Have you been waiting for the new complaints body to become established before formally making a complaint about your financial services provider?



    To make a comment, please register or login
    30th Oct 2018
    So the good. Will have to finance the bad. Fees from super companies will be extracted from members.
    Here we go again. The honest subsidising the theieves.
    30th Oct 2018
    Will it be able to help British ex pats with their problems?
    30th Oct 2018
    Probably not if the problem originates in the UK. Different country, different rules.
    30th Oct 2018
    And when it is a going concern sell it or use a over seas call centre that way you can replace all the Australian workers that pay tax and spend their money to benefit Australia.
    30th Oct 2018
    AFCA replaces the Financial Ombudsman Service (FOS), the Credit and Investments Ombudsman (CIO) and the Superannuation Complaints Tribunal (SCT).
    the FOS showed clear bias in 3 cases I referrred to it. It was staffed by 'mediators' who proudly admit that they are not experts in the technical fields they arbiter. even when I provided extensive research which could have been useful in educating them into their legal and skill requirements, they systematically ignored it. when they gave decisions in my favour they diluted their effects by claiming I was almost a sophisticated investor. there is no such category in the corporations act. when I asked them to review my case under fact and law, they told me their constitution would not entertain any appeacls on facts or law. these people are alive and well in the new authority.
    30th Oct 2018
    I'd like to know what enforcement powers this new body has.
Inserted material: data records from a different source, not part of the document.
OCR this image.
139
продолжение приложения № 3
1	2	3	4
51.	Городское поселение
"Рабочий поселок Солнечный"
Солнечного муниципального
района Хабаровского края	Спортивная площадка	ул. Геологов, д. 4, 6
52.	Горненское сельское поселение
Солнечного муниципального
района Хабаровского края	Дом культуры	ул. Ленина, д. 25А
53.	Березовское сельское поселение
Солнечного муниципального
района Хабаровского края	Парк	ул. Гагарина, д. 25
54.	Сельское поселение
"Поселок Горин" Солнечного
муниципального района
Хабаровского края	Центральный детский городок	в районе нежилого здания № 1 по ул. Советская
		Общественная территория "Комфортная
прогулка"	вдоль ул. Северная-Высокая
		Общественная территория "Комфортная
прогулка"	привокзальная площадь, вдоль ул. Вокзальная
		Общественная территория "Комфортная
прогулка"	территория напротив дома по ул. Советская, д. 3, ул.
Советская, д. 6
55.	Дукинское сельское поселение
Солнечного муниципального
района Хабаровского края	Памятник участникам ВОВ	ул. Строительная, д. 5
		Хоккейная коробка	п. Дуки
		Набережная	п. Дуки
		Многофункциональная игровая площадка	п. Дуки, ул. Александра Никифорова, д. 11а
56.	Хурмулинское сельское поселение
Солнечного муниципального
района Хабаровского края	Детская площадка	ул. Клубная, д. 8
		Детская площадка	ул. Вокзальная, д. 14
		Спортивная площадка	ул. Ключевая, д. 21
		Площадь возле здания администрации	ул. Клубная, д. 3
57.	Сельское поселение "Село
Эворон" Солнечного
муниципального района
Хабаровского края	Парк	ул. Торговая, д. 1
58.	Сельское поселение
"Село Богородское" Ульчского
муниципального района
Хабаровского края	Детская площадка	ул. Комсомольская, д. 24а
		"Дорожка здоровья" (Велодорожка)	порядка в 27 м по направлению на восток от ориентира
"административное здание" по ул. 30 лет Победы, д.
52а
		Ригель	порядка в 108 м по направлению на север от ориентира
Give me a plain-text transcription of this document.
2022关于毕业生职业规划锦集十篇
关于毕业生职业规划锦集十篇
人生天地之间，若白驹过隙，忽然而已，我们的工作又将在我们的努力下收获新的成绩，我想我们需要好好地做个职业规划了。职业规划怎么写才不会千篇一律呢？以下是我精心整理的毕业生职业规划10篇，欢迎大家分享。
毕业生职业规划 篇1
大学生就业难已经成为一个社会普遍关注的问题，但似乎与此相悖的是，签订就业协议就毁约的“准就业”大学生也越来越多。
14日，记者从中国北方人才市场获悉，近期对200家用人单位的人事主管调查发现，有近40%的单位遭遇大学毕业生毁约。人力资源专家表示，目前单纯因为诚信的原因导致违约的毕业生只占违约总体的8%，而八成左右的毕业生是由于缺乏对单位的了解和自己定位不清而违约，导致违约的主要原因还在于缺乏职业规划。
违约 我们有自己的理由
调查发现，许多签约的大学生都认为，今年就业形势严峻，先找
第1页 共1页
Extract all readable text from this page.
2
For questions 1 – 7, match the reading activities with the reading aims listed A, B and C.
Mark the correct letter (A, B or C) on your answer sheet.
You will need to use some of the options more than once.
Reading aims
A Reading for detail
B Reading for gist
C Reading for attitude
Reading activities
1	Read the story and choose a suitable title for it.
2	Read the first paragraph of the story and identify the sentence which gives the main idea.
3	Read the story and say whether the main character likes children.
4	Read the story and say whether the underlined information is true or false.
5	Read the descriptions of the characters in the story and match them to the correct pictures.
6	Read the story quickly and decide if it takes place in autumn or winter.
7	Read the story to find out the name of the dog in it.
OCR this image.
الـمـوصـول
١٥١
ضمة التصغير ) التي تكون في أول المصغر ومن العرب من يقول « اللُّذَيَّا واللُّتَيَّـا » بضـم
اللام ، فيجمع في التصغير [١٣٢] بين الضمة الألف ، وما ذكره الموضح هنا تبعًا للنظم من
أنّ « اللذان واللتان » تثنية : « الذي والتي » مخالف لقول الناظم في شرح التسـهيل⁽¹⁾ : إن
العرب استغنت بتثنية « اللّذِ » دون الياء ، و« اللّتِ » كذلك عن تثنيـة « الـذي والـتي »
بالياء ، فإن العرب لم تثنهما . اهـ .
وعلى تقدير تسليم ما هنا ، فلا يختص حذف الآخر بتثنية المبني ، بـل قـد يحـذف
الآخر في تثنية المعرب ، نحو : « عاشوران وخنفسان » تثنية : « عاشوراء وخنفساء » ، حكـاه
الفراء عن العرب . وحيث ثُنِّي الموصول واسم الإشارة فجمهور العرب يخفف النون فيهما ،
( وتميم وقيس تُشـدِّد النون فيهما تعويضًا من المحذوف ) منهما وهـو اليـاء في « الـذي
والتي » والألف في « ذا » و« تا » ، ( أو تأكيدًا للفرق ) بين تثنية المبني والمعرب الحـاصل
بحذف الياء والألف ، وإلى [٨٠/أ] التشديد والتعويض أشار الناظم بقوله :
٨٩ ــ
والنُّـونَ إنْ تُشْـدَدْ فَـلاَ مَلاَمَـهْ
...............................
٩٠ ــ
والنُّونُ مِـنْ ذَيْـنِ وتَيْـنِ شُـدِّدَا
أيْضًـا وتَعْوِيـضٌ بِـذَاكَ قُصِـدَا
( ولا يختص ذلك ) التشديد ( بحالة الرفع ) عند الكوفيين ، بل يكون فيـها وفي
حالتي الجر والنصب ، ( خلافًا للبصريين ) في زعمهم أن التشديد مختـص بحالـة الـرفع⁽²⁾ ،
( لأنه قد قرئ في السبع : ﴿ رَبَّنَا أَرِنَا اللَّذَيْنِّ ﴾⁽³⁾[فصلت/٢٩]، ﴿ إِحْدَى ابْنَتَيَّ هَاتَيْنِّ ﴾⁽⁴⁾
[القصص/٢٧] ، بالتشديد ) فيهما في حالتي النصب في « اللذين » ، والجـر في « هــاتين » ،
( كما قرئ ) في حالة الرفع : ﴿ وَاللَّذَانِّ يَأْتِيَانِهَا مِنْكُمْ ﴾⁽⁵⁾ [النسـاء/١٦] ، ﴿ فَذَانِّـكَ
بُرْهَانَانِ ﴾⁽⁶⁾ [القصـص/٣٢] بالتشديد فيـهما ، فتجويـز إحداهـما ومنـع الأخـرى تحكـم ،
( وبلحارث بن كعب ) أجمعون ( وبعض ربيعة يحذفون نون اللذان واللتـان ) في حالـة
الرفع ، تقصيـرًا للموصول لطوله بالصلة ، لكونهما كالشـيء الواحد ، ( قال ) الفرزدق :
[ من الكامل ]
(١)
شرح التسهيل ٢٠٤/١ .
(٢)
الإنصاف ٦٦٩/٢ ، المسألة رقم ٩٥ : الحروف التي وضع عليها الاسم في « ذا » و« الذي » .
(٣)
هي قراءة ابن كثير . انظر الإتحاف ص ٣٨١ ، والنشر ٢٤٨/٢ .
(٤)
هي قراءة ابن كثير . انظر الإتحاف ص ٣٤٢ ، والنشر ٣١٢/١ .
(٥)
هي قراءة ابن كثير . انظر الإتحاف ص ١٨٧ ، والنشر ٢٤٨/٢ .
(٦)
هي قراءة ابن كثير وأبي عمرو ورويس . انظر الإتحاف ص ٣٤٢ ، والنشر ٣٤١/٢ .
For example you can get a compensatory ruling in your favour through State fair trading but if the compensation is not paid the tribunal cannot enforce their own rulings. You have to take court action. Will this be the same, just on a national level?
    30th Oct 2018
    They don't have that issue with CS arrears and Centrelink 'debt' - they just levy it or take it through the ATO.
    pedro the swift
    30th Oct 2018
    So "forced to join". "funds levied from organisations"? Sounds like another scheme to raise taxes on the sly. And where are theses extra costs coming from? The people who use these organizations of course.
    The existing regulators cannot do the job so lets set up another body of seatwarmers at the industrys cost. And we wont give them too much power anyway just enough to gouge levies from the industry.
    How many more useless Acronym bodies do we need to employ all these over abundant useless uni graduates who cant get a job in the real world.
    31st Oct 2018
    I didn't complain about 'fees for no service' until mid July 2018, because I trusted the Commonwealth Bank. They made me an offer but when I asked if it included interest i.e. the current Reserve Bank rate of 0.5% + 6% as stated by the Royal Commission, or compensation, they stated that I was not entitled to either. It took me three weeks of frustration and stress researching the web to find out if I was entitled to it. They finally gave me the interest, which they called a 'goodwill offer' and I'm still not sure that what they gave me was correct. I'm 76 and a pensioner and they knew that. I believe that this is 'elder abuse'.

    I also believe that these banks have progressed from 'banking misconduct' to 'incalcitrant conduct'.

    They were forced to pay me the interest because I sent them an email detailing everything I had been told over the phone, so it was now in writing and could be used as evidence against them. They are disgraceful and completely lack integrity.